Finer control over offset commits

The framework periodically commits source offsets at a fixed interval. Since source offset commits are now tied to the commits of the transactions in which source records are sent, Connect users and connector developers may want to trigger offset commits differently. Options for this include allowing source tasks to define their own transaction boundaries, allowing per-connector source offset intervals, or allowing offsets to be committed after a certain number of records.

Standalone mode support

Since the design for atomic writes of source records and their offsets relies on source offsets being stored in a Kafka topic, standalone mode is not eligible. If there is sufficient demand, we may add this capability to standalone mode in the future.

More conservative task fencing

It may not be necessary to fence out all tasks from a previous generation if the division of source partitions among those tasks doesn't change.
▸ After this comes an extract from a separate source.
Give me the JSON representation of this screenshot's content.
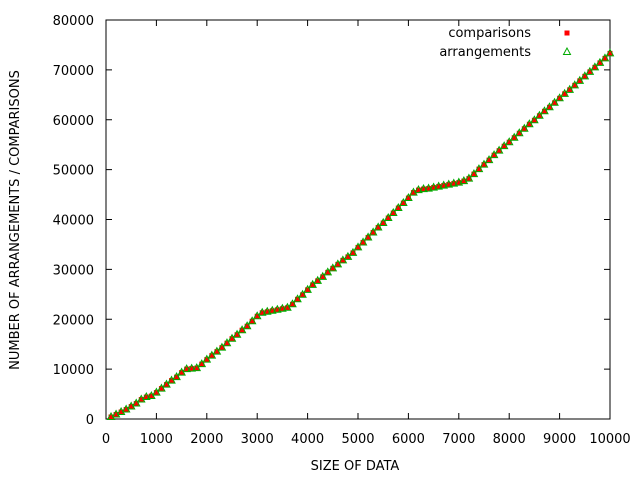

However, it's impossible to know the actual assignment of source partitions to tasks since there's no API for connectors to be able to provide this information to the Connect framework. An extension to the Connect framework to add this API could be made, but is left for future work. One important question to consider with such an API would be whether it would take into account configuration changes that are invisible to the connector itself, such as converter or transformation chain changes.